Arc Forumnew | comments | leaders | submitlogin
1 point by rkts 5874 days ago | link | parent

Here's mine. It seems to be faster than the versions presented so far, assuming I haven't made any dumb mistakes. You'll have to put

  (xdef 'sub substring)
in your ac.scm first.

  (= wordfile "big.txt")

  (= *nwords* (table))

  (w/infile f wordfile (whilet l readline.f (counts (tokens downcase.l whitec) *nwords*)))

  (= str [coerce _ 'string])

  (= alphabet (accum a (each c "abcdefghijklmnopqrstuvwxyz" (a str.c))))

  (def edits1 (w)
    (let n len.w
      (accum a
        (for i 0 (- n 1) (a:+ (sub w 0 i) (sub w (+ i 1))))
        (for i 0 (- n 2) (a:+ (sub w 0 i) (str:w (+ i 1)) (str:w i) (sub w (+ i 2))))
        (for i 0 (- n 1) (each c alphabet (a:+ (sub w 0 i) c (sub w (+ i 1)))))
        (for i 0 n       (each c alphabet (a:+ (sub w 0 i) c (sub w i)))))))

  (def known (ws) (keep [*nwords* _] ws))

  (def known-edits2 (w)
    (accum a (each e edits1.w (each e edits1.e (if *nwords*.e a.e)))))

  (def correct (w)
    (best (compare > [*nwords* _])
          (or (known:list w) (known:edits1 w) (known-edits2 w))))
The main optimizations I made were replacing cut with sub, replacing string with +, and dropping the dedup.


1 point by rkts 5874 days ago | link

Also, here's a version which uses iterators to reduce consing.
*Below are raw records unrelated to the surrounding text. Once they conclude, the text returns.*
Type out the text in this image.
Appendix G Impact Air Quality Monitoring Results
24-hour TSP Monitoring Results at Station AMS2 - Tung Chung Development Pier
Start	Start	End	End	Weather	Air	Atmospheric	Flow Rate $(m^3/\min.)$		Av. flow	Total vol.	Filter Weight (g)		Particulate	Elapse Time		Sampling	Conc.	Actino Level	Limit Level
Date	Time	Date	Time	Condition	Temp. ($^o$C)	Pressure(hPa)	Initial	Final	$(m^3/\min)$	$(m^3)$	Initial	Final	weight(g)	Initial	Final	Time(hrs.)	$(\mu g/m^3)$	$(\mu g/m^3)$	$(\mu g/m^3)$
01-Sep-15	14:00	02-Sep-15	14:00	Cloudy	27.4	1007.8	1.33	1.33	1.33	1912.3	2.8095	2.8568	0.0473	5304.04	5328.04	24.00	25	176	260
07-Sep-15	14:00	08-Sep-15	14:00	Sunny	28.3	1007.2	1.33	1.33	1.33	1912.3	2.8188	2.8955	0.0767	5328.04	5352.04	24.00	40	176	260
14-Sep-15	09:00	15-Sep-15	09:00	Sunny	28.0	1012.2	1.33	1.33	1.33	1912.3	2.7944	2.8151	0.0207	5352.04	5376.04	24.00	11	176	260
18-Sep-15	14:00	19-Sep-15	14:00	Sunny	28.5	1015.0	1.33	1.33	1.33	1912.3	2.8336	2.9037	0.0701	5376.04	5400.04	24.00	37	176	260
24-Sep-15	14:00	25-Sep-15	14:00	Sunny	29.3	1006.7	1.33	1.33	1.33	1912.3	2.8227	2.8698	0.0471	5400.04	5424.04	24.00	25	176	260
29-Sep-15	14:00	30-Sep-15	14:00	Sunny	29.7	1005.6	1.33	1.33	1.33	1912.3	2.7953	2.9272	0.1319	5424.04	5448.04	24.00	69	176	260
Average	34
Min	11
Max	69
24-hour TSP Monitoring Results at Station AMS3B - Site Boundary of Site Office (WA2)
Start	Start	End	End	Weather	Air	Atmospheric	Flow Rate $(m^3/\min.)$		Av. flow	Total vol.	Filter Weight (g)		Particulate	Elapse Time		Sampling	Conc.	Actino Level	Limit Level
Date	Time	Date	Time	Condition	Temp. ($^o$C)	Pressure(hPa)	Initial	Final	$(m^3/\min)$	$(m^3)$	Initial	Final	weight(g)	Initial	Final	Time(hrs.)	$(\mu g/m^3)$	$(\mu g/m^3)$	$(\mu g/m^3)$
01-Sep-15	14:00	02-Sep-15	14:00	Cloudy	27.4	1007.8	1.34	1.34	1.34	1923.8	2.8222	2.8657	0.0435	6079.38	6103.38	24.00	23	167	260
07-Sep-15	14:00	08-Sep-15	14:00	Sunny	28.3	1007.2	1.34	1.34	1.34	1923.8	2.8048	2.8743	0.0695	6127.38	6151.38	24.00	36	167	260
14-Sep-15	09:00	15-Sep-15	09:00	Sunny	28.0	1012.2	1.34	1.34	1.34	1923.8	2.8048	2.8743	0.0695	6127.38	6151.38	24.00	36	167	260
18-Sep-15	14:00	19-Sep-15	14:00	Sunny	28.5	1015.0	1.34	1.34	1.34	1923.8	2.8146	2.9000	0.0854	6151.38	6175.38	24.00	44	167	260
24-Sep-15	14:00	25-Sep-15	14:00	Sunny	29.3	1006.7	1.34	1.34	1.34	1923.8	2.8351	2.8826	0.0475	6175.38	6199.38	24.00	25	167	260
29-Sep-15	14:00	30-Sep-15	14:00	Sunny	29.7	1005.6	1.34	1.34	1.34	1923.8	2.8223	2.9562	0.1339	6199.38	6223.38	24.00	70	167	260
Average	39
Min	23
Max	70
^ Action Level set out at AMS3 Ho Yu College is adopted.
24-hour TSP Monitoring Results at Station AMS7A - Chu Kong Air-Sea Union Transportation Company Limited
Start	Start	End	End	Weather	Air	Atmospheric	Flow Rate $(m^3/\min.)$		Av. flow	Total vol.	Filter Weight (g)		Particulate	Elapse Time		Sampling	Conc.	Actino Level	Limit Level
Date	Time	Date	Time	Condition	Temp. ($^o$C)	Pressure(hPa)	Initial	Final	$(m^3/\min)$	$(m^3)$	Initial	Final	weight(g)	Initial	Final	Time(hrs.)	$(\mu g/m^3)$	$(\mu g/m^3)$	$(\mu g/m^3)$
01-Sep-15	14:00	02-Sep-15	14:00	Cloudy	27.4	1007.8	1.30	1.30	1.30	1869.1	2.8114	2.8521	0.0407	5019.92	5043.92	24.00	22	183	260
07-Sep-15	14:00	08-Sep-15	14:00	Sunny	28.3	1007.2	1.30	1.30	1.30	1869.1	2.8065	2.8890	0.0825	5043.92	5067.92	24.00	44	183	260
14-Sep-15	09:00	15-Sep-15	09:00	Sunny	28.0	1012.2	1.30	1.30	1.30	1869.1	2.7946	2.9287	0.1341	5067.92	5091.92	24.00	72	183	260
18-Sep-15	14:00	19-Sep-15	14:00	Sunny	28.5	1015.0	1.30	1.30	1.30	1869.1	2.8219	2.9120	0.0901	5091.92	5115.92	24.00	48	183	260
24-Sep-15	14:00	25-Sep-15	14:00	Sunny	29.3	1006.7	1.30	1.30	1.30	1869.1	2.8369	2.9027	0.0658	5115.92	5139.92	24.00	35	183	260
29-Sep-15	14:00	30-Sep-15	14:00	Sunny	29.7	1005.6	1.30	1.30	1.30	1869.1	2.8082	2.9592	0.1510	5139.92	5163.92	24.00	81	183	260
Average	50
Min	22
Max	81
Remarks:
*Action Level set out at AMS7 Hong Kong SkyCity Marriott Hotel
It's ~2x faster on long words (again, assuming no blunders on my part).

  (= wordfile "big.txt")

  (= *nwords* (table))

  (w/infile f wordfile (whilet l readline.f (counts (tokens downcase.l whitec) *nwords*)))

  (= str [coerce _ 'string])

  (= alphabet (accum a (each c "abcdefghijklmnopqrstuvwxyz" (a str.c))))

  (def edits1 (w)
    (fn (f)
      (let n len.w
        (for i 0 (- n 1) (f:+ (sub w 0 i) (sub w (+ i 1))))
        (for i 0 (- n 2) (f:+ (sub w 0 i) (str:w (+ i 1)) (str:w i) (sub w (+ i 2))))
        (for i 0 (- n 1) (each c alphabet (f:+ (sub w 0 i) c (sub w (+ i 1)))))
        (for i 0 n       (each c alphabet (f:+ (sub w 0 i) c (sub w i)))))))

  (def editsn (n w)
    (let ws [_ w]
      (for i 1 n (= ws imappend.edits1.ws))
      (iornil:ikeep [*nwords* _] ws)))

  (def correct (w)
    (aif (or editsn.0.w editsn.1.w editsn.2.w)
      (ibest (compare > [*nwords* _]) it)))

  ; iterator utils

  (def iempty (i) (ccc (fn (c) (i [c nil]) t)))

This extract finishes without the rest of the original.